Uma bactéria mutante criou acidentalmente uma das pinturas mais icónicas de Van Gogh

Por vezes a linha entre a arte e a ciência é muito ténue. Investigadores estudam uma bactéria social, que se assemelha com uma obra-prima muito conhecida.

Quando um dado gene é exposto a uma bactéria como a Myxococcus xanthus, os organismos individuais auto organizam-se em pequenos “enxames”, deslocando-se de forma rápida e coordenada em superfícies sólidas e circulares.

Recentemente, uma equipa de investigadores norte-americanos coloriu artificialmente os percursos circulares destas bactérias, e o resultado foi surpreendente.

A imagem obtida tem notáveis semelhanças com a “A noite estrelada”, uma das mais icónicas obras de Van Gogh.

Com um aumento de x10, a imagem mostra uma mistura de duas cepas de mixobactérias, a amarelo e a azul.
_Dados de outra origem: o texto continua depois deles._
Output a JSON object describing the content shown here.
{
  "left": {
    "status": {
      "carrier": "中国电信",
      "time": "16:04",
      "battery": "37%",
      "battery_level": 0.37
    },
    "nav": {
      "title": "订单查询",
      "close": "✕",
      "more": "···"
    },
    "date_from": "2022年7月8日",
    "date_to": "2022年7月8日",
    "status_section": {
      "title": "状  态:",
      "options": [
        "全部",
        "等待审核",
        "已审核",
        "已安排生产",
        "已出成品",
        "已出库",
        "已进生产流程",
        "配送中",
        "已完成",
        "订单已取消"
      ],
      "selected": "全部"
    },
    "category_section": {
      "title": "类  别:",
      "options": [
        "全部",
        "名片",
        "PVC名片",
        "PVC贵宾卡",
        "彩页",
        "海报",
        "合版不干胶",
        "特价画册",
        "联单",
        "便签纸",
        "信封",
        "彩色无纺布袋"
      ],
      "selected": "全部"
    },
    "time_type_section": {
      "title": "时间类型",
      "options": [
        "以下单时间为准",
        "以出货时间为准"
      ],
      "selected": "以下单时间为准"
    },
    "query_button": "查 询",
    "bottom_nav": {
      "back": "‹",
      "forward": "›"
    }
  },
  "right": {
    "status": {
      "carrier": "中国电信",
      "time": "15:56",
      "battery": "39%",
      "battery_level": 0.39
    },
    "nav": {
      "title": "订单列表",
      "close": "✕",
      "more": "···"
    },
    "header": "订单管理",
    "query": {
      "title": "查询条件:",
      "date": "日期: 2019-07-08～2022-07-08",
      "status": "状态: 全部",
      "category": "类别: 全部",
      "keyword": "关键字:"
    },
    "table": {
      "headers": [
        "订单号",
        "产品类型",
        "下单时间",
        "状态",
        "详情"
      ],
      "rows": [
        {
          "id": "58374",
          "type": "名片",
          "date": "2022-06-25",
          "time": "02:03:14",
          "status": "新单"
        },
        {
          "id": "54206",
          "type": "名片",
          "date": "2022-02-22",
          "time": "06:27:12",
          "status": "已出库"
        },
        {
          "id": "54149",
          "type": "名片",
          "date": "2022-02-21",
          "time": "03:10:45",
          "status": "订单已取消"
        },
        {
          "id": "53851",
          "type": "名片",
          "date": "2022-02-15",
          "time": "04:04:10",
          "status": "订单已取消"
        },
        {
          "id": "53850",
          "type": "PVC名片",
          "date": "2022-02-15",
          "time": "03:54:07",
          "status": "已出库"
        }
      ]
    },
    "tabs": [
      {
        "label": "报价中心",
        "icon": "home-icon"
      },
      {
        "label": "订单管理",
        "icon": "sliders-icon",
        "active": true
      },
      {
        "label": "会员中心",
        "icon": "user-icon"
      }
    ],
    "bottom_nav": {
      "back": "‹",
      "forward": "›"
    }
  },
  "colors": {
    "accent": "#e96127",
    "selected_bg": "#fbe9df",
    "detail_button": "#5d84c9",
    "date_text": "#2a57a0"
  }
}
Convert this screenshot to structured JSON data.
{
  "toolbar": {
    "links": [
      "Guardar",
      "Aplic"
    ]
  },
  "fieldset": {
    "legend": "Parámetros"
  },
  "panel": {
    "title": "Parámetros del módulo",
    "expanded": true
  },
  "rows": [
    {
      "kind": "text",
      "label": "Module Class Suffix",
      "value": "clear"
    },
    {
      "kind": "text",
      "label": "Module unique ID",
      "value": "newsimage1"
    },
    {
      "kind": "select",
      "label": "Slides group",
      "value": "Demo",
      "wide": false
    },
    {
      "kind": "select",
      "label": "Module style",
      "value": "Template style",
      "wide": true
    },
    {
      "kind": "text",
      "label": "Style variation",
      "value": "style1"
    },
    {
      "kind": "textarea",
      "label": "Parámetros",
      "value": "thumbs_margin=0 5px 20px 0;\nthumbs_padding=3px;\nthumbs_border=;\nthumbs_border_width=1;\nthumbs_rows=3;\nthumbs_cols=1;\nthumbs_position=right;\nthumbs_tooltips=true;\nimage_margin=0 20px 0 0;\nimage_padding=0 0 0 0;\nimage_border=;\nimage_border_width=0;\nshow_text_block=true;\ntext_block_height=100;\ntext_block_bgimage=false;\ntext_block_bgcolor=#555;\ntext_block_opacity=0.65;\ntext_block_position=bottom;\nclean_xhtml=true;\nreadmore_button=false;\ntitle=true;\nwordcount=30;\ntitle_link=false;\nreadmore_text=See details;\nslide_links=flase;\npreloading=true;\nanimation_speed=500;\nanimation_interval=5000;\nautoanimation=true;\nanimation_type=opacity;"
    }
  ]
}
As bactérias têm a reputação de serem egoístas, mas a Myxococcus xanthus é considerada uma bactéria social, porque precisa de encontrar e reconhecer parentes para sobreviver.

 

“O nosso trabalho mostra como uma bactéria social, conhecida como fonte de produtos naturais terapêuticos e como agente de biocontrolo de cultivo, serve como um modelo poderoso para estudar comportamentos emergentes que também exibem beleza artística“, disse Daniel Wall. microbiologista da Universidade de Wyoming.

Esta bactéria, em forma de um pequeno bastão, cria grandes aglomerados familiares, (os referidos enxames) para atacar melhor as presas de que se alimenta, explica o Science Alert. Cada célula produz enzimas digestivas, o que facilita a alimentação predatória.

Os investigadores estão fascinados com este comportamento social há anos, mas ainda não têm um modelo abrangente concreto para os seus movimentos complexos.

Em 2017, Wall e os seus colegas anunciaram a descoberta de uma única “chave” genética responsável por ativar e desativar este comportamento.

A “chave” controla especificamente uma sequencia de proteínas, conhecida como TraA, que fornece um recetor de superfície para a bactéria reconhecer o seu grupo e ligar-se ao recetor parceiro, TraB.

Depois de se juntar a um membro da família, por via destes dois recetores (TraAB), a bactéria pode então, trocar nutrientes e proteínas com o resto do grupo.

Pesquisas em laboratório mostraram que, quando o enxame encontra comida, os organismos podem realmente reunir as suas enzimas e metabólitos por via dessas ligações — para aplicar às suas presas um golpe fatal.

O comportamento dos enxames mudou quando a equipa induziu bactérias mutantes a sobreporem as conexões TraAB. Esta conexão é a que permite às células unirem-se, mas quando há demasiada desta “cola”, o enxame não consegue separar-se tão facilmente para mudar a sua forma ou direção.

“As células normais do tipo selvagem, vão e voltam, vão e vêm como um autocarro”, explica o bioengenheiro Oleg Igoshin, da Rice University. “A cabeça torna-se a cauda, e a cauda a cabeça. E isto acontece a cada 8 minutos, ou mais.”

Uma superexpressão de TraAB, ou seja, uma produção excessiva dos seus genes, parece no entanto impedir o enxame de trocar a sua cabeça pela cauda.

Em última análise, a equipa suspeitou que a característica pegajosa do TraB estava a impedir indiretamente o enxame de células de mudar de direção. “Na nossa ideia, talvez houvesse algum tipo de sinal dependente do contacto entre as células que suprime as reversões”, explica Oleg Igoshin.

“As células estão em grupos densos e em contacto com outras o tempo todo, mas estes contactos são transitórios. Se a superexpressão do TraAB realmente o tornar pegajoso, o seu vizinho continuará a ser seu vizinho por mais tempo, e isso pode disparar o sinal que suprime a reversão.”

Percorrendo este cenário em modelos computacionais, os autores puderam verificar os seus palpites. Introduzindo apenas mudanças na conexão TraAB, os enxames normais da cabeça à cauda de repente tornam-se redemoinhos giratórios de células, tão grandes como um milímetro ou mais.

Noutras experiências em laboratório, também se confirmou este comportamento, em bactérias na vida real. Especificamente, os redemoinhos podem ocorrer quando uma cepa contém “cola”, mas também quando é geneticamente modificada para ser diretamente irreversível”.

O resultado do estudo, publicado em dezembro, na mSystems não é apenas uma compreensão melhor de como milhões de células coordenam os seus movimentos, mas também uma imagem hipnotizante do mundo microbiano.